On Wednesday, Microsoft reported its fiscal third-quarter results, revealing both earnings and revenue that were better than expected; and that resulted in shares jumping more than 3 percent. Looking more closely at the numbers, earnings—excluding certain items—came in at $1.14 per share, up from the expected $1.00 that was expected. Revenue registered at $30.6 billion, up from the expected $29.84 billion.
With that, shares of Microsoft stock hit trade levels near a record high after a 34 percent rally on the year. In all, then, the stock lifted past $130.50 in extended trading and that pushed Microsoft’s market capitalization past $1 trillion.
This means Microsoft is now part of the elite trillion dollar valuation club.
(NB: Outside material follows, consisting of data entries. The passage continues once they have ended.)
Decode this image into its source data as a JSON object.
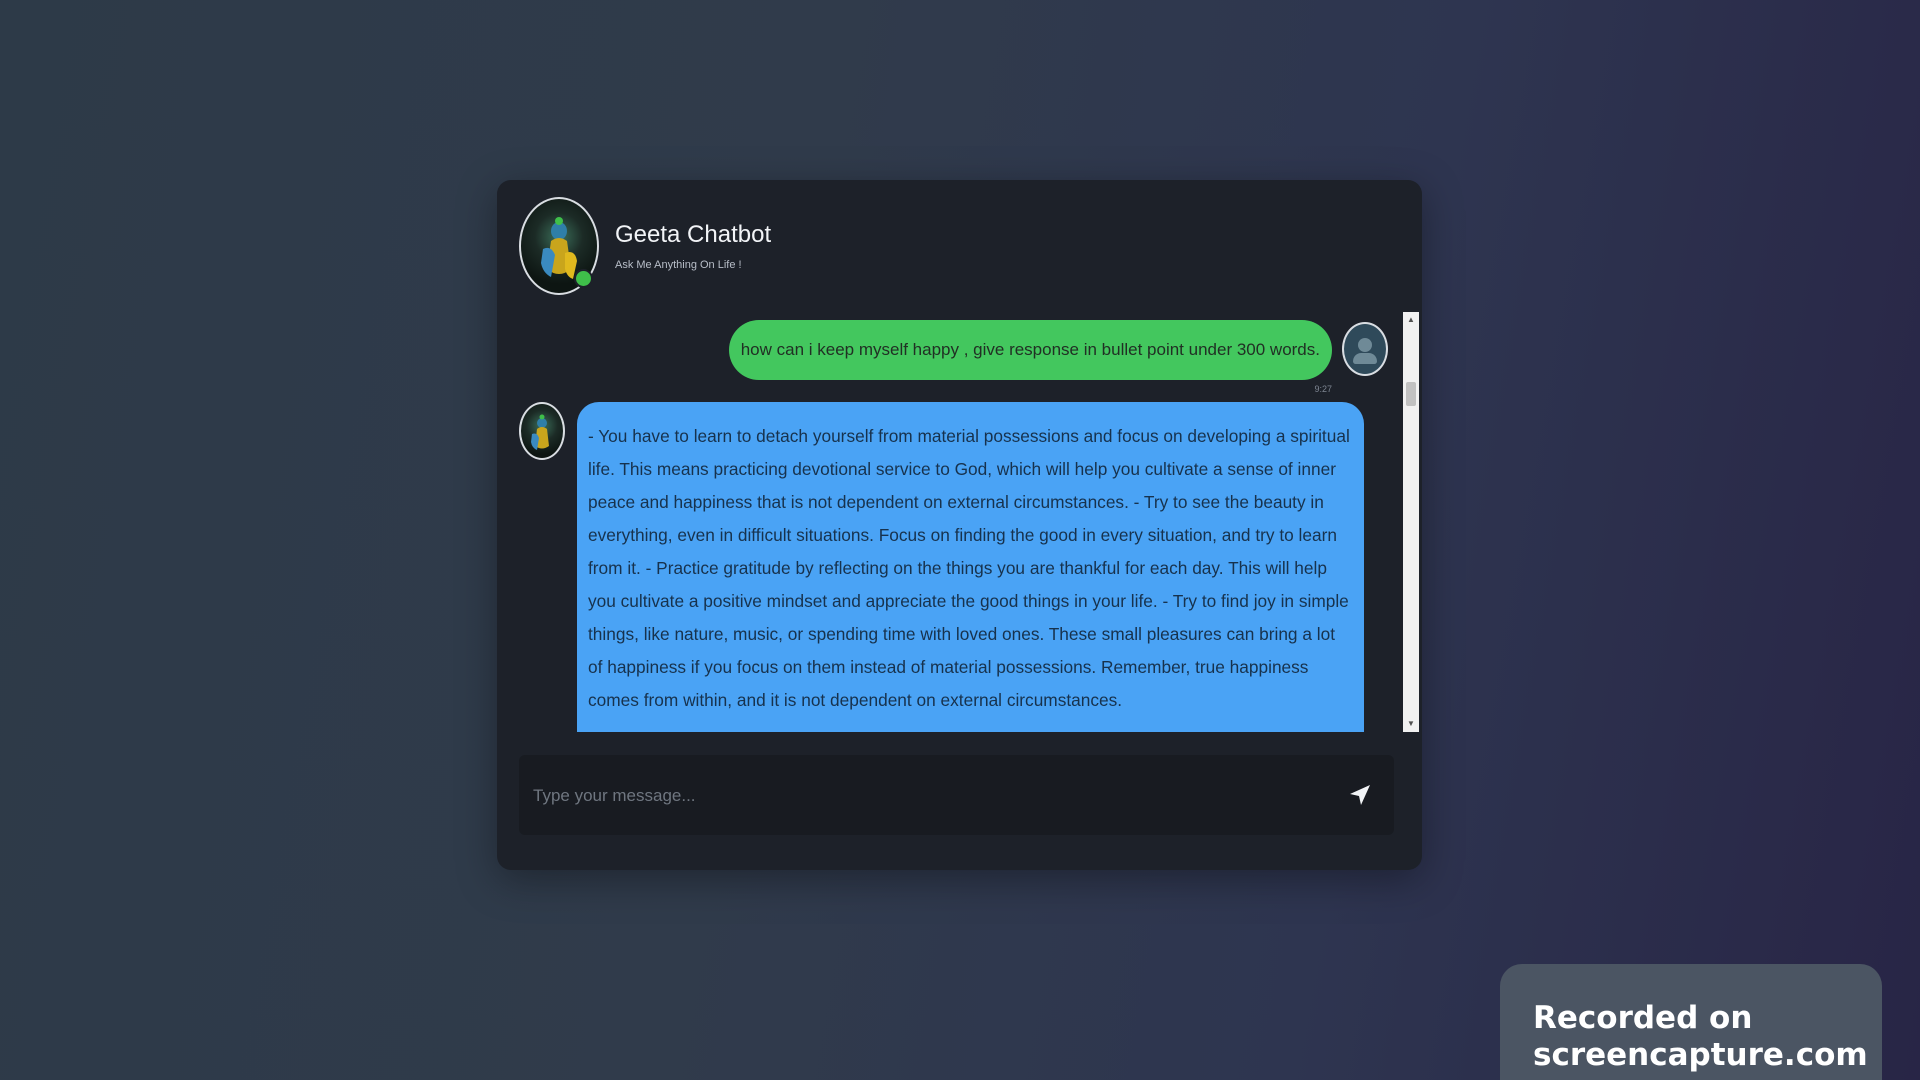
{
  "chat": {
    "bot_name": "Geeta Chatbot",
    "bot_subtitle": "Ask Me Anything On Life !",
    "bot_status": "online",
    "user_message": "how can i keep myself happy , give response in bullet point under 300 words.",
    "user_message_time": "9:27",
    "bot_message": "- You have to learn to detach yourself from material possessions and focus on developing a spiritual life. This means practicing devotional service to God, which will help you cultivate a sense of inner peace and happiness that is not dependent on external circumstances. - Try to see the beauty in everything, even in difficult situations. Focus on finding the good in every situation, and try to learn from it. - Practice gratitude by reflecting on the things you are thankful for each day. This will help you cultivate a positive mindset and appreciate the good things in your life. - Try to find joy in simple things, like nature, music, or spending time with loved ones. These small pleasures can bring a lot of happiness if you focus on them instead of material possessions. Remember, true happiness comes from within, and it is not dependent on external circumstances."
  },
  "input": {
    "placeholder": "Type your message..."
  },
  "icons": {
    "send": "send-icon",
    "scroll_up": "scroll-up-arrow",
    "scroll_down": "scroll-down-arrow"
  },
  "colors": {
    "user_bubble": "#43c75e",
    "bot_bubble": "#4aa3f5",
    "online_dot": "#3fbf4a",
    "card_background": "#1d2129"
  },
  "watermark": {
    "text": "Recorded on screencapture.com"
  }
}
Microsoft’s performance comes as a result of a 14 percent jump in sales in the last quarter, alone. Much of this was driven by a healthy transition from hardware to public cloud as more and more large businesses are looking to offload their local servers and data storage, and migrating to the Azure infrastructure.
Microsoft chief financial officer Amy Hood notes, “Demand for our cloud offerings drove commercial cloud revenue to $9.6 billion this quarter, up 41 percent year-over-year. We continue to drive growth in revenue and operating income with consistent execution from our sales teams and partners and targeted strategic investments.”
Indeed, revenues from Azure, alone, grew by an impressive 73 percent. In addition, Dynamics 365 sales grew 43 percent, with Office 365 Commercial sales up 30 percent. Xbox software and gaming services revenue also rose 12 percent from the last year. All in all, overall sales jumped 14 percent in the last quarter of the year with gross margin up from 65.4 percent last year to 66.7 percent this year. Gross margin is the percentage of revenue left after taking the costs of goods sold into account. Net income also rose 19 percent to $8.8 billion.
On top of this, in an earnings call Microsoft said that fiscal fourth quarter revenue will range between $32.2 billion to $32.9 billion. This is quite aligned with analyst expectations, which assessed the beat would be $32.6 billion.